Staphylococcus aureus is a facultative anaerobic gram-positive coccus, and is the most common cause of staph infections. It is commonly part of the skin flora found in the nose and on skin. Around 20% of the human population is long-term carriers. It gets its golden color due to its carotenoid pigment staphyloxanthin. The pigment acts as a virulence factor with an antioxidant action that allows the microbe to evade death by reactive oxygen species used by the host immune system. Staphylococci which lack the pigment are more easily killed by host defenses.
It can cause a range of illnesses from minor skin infections to life-threatening diseases such as pneumonia, meningitis, osteomyelitis, endocarditis, toxic shock syndrome, chest pain, and sepsis. It is one of the five most common causes of nosocomial infections and it often causes post-surgical wound infections. S. aureus should not be confused with the similarly named and similarly dangerous species of the genus Streptococcus.
Sir Alexander Ogston discovered S. aureus in Scotland in 1880. Around 500,000 patients in America hospitals contract staphylococcal infections each year. A recent study showed that almost half of the meat and poultry in the U.S. grocery stores were contaminated with S. aureus.
S. aureus is facultatively anaerobic, gram-positive coccus which shows up as a grape-like cluster in the microscope. It is catalase-positive which makes it capable of converting hydrogen peroxide to water and oxygen. Strains can create enterotoxin and pathogenicity which can cause food poisoning.

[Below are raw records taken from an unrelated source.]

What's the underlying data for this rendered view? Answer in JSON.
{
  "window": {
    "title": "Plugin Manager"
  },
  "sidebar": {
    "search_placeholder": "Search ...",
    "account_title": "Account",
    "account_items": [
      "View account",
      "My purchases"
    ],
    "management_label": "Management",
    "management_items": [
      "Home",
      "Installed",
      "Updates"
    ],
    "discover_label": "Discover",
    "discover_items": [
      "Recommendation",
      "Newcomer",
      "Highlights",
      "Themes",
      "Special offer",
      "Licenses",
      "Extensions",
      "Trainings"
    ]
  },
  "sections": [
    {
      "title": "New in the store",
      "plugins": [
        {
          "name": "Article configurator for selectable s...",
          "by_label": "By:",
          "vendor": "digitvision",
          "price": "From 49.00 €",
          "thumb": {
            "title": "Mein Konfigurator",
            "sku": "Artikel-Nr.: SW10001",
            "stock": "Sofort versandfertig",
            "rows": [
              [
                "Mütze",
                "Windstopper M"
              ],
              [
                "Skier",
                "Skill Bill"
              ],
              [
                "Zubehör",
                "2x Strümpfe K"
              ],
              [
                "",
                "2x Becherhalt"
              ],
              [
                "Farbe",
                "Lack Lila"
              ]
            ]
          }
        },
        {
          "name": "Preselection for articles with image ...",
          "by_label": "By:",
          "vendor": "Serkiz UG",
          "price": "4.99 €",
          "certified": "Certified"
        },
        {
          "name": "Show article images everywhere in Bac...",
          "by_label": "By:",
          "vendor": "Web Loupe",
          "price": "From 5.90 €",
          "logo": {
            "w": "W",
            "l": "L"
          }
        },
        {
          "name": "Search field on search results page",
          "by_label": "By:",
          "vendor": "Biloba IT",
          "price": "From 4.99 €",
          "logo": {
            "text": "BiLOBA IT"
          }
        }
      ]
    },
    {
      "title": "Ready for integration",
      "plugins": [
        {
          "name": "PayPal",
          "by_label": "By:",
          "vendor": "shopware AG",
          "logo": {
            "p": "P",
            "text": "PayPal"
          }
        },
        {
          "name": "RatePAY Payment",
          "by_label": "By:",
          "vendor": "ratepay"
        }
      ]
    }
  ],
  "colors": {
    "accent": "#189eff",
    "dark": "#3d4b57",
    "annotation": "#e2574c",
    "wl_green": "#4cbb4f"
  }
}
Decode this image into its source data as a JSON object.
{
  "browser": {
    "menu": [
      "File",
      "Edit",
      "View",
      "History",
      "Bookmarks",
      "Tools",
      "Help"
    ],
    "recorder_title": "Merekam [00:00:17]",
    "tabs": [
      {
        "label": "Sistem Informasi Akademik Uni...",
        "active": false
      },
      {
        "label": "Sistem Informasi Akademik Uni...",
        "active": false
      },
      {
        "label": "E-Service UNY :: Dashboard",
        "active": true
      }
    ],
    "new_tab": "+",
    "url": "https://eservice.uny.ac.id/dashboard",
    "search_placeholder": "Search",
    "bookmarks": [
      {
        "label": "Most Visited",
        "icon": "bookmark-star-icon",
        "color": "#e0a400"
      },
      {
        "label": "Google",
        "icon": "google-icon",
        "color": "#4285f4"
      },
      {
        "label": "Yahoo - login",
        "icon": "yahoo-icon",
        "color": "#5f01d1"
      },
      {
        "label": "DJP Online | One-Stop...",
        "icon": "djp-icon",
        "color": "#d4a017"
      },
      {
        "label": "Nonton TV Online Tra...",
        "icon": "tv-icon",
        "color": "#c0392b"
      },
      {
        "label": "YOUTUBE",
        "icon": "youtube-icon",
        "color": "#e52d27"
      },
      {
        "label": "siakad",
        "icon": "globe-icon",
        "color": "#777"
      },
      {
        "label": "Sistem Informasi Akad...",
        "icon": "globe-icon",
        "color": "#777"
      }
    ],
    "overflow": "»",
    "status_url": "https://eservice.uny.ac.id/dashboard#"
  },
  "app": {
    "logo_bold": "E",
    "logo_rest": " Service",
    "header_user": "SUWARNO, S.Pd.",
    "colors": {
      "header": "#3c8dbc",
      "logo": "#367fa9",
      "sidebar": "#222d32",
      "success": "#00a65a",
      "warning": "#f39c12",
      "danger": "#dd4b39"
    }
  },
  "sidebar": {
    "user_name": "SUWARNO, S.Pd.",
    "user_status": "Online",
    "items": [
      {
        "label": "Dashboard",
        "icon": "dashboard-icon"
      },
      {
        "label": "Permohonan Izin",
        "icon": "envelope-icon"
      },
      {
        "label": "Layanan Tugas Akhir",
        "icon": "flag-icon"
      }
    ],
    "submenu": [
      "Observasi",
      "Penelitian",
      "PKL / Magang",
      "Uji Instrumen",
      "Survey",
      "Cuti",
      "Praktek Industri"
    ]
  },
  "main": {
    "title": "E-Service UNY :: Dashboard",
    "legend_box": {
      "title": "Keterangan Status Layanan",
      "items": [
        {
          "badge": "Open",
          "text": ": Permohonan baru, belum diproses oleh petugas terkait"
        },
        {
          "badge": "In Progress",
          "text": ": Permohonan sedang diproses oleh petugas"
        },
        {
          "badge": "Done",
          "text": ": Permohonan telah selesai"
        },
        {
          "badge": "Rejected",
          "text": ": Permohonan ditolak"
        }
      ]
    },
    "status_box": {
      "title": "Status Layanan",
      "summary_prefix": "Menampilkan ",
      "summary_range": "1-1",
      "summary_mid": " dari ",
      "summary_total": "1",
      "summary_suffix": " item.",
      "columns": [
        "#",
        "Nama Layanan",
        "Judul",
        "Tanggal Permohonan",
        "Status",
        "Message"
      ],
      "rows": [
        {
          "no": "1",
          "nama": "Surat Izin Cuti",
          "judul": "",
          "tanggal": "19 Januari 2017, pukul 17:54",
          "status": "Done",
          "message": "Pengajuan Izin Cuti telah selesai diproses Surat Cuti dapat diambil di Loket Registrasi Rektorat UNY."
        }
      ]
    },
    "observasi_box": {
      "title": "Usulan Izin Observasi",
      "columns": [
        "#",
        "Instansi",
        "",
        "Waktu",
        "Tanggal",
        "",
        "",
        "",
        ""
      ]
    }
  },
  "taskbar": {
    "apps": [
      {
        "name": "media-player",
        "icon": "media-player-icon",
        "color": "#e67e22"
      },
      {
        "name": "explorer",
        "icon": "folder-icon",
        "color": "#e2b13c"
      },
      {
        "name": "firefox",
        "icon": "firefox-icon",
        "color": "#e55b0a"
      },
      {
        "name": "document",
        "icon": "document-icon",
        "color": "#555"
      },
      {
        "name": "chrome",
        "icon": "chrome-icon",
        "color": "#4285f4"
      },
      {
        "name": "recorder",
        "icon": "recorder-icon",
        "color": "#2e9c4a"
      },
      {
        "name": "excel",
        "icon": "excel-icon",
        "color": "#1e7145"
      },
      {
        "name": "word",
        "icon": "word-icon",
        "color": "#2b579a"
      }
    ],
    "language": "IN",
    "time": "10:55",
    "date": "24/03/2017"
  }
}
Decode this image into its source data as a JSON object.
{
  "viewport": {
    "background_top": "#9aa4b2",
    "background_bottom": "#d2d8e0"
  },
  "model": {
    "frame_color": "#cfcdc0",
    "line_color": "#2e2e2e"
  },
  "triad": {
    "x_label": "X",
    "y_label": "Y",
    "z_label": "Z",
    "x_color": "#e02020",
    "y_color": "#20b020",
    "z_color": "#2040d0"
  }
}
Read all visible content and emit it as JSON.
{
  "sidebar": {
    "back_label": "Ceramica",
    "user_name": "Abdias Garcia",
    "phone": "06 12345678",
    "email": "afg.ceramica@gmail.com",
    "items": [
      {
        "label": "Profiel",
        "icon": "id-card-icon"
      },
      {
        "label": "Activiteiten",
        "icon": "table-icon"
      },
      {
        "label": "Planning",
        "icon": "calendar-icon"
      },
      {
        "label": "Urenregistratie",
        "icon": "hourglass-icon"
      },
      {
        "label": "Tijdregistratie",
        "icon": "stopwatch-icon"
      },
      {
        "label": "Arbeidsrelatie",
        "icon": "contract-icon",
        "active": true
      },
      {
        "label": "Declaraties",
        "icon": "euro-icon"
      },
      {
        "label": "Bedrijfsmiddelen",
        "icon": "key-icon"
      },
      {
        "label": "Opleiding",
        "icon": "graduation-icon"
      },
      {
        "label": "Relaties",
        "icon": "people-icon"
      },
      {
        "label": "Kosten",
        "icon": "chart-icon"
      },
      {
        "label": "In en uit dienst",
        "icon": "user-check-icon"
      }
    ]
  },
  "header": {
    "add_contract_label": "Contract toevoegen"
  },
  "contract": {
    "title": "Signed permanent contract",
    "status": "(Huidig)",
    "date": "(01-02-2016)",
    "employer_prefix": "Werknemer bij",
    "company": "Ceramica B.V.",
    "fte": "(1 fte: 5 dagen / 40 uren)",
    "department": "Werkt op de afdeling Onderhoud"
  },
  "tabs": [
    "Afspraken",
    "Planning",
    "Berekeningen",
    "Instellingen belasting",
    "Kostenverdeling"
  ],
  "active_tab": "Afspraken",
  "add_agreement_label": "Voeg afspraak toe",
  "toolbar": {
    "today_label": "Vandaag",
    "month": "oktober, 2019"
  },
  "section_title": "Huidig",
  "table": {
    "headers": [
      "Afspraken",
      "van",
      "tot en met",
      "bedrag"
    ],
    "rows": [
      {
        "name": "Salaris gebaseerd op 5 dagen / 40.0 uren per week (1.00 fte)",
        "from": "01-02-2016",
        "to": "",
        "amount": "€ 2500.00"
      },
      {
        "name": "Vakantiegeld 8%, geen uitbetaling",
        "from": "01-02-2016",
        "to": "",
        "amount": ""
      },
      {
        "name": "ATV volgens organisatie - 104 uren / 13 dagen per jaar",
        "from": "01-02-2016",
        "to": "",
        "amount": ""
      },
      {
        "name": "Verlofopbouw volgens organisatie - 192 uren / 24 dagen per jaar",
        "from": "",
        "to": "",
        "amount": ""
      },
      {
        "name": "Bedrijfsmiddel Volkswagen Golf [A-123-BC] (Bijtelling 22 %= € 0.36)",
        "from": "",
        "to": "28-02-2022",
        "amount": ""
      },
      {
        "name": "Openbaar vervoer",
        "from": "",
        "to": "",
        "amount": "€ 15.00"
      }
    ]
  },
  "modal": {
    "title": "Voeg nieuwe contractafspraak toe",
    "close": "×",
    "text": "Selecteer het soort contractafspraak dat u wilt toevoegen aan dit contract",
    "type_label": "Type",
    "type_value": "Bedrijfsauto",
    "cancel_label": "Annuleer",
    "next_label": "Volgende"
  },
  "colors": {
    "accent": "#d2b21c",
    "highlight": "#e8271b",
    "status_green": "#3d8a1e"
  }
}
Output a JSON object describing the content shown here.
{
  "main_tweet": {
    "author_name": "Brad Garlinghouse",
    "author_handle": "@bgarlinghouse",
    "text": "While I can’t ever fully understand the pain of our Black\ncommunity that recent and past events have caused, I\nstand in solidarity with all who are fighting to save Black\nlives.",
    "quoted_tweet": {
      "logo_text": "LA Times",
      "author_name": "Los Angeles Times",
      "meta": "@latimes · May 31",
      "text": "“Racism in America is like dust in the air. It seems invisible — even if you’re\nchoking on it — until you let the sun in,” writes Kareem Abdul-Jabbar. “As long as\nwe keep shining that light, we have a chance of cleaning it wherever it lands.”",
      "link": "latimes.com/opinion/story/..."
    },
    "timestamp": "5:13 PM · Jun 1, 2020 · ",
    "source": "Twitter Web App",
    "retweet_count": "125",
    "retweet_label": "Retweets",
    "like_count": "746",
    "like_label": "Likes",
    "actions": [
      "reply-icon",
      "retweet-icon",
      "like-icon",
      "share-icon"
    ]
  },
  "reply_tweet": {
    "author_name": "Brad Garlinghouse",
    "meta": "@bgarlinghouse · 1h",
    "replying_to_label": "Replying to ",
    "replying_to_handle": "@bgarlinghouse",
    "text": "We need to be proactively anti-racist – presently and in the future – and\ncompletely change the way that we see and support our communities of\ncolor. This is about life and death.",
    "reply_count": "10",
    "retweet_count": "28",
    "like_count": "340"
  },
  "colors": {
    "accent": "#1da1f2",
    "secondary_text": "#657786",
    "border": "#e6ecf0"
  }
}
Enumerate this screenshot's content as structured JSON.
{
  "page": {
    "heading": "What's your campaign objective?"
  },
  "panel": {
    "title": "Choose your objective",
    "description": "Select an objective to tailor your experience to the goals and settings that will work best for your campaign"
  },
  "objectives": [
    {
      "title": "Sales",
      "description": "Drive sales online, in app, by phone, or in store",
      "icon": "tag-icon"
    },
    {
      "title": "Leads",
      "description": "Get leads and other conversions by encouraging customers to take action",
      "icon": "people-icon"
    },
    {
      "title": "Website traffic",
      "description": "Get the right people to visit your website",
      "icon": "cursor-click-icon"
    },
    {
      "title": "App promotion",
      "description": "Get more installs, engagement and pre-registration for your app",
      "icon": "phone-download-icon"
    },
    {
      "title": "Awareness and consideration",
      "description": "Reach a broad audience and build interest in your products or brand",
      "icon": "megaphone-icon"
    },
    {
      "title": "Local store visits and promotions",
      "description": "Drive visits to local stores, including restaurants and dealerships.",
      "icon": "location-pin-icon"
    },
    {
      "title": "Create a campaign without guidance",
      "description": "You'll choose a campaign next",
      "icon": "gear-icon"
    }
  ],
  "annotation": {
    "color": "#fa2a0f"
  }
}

S. aureus can occur as a commensal on skin, in the nose, and less commonly in the throat. Occurrence of S. aureus under does not always indicate infection and therefore does not always require treatment. It can survive on domesticated animals and can survive hours, weeks, or months on dry environmental surfaces depending on the strain. It can infect other tissues when barriers have been breached which leads to furuncles and carbuncles.
It can spread through contact with pus from an infected wound, skin-to-skin contact, and contacts with objects such as towels, sheets, clothing, or athletic equipment used by an infected person. Deeply penetrating S. aureus infections can be severe.
S. aureus is extremely prevalent in atopic dermatitis patients who are less resistant to it other than people. It can cause complications and is most often found in fertile active places, including the armpits, hair, and scalp. Some strains that produce exotoxin are the causative agents of toxic shock syndrome. Other strains produce enterotoxin that is the causative agent of S. aureus gastroenteritis.
It is one of the causal agents of mastitis in dairy cows. It reproduces asexually and starts doing that by reproducing its DNA. The cells form a hollow space that eventually divides into two new cells. The new cell wall does not fully separate from the existing cell wall, which is why the cells are observed in clusters. The cell will eventually reproduce, and cells will attach to it.
Protein A is anchored to staphylococcal peptidoglycan pentaglycine brides by the transpeptidase sortase A. Certain drugs designed to inhibit the bacteria’s production of the staphlyoxanthin may weaken it and renew its susceptibility to antibiotics. It is similar to the way human cholesterol works and thus some drugs developed for cholesterol lowering have been shown to block S. aureus pigmentation and disease progression in a mouse infection model.
Depending on the infection present a specimen is obtained and sent to the laboratory for definitive identification by using biochemical or enzyme-based tests. A gram stain is performed which would show Gram-positive bacteria in clusters. For other differentiation on the species level catalase, coagulase, DNAse, lipase, and phosphatase tests are done. Diagnostic microbiology laboratories and reference laboratories are a key in identifying outbreaks and new strains of S. aureus. Genetic advances have allowed for reliable and rapid techniques for the identification and characterization of clinical isolates of S. aureus in real time. These help support infection control strategies that limit bacterial spread and ensure the appropriate use of antibiotics.
General treatment is penicillin, in most countries, though there are penicillin-resistant strains. To treat serious infections combination therapy with gentamicin may be used although this method does provide a high risk of damage to the kidneys. Resistance to methicillin is mediated via the mec operon. Kanamycin, gentamicin, streptomycin, and other aminoglycoside antibiotics were once effective against staphlyococal infections until strains evolved ways to inhibit the aminoglycosides’ action. The vanA gene is used to mediate resistance to Glycopeptide.
S. aureus has become resistant to many commonly used antibiotics. Only 2% of all S. aureus isolates are sensitive to penicillin in the UK as well as everywhere else. Generally thought to spread through human-to-human contact although recently some veterinarians have discovered the infection can be spread through pets with environmental contamination thought to play a relatively unimportant part.
There have been a myriad of reported cases of S. aureus in hospitals across America. The pathogen has had facilitated transportation in medical facilities mainly because of insufficient healthcare worker hygiene. Ethanol is an effective topical sanitizer against MRSA.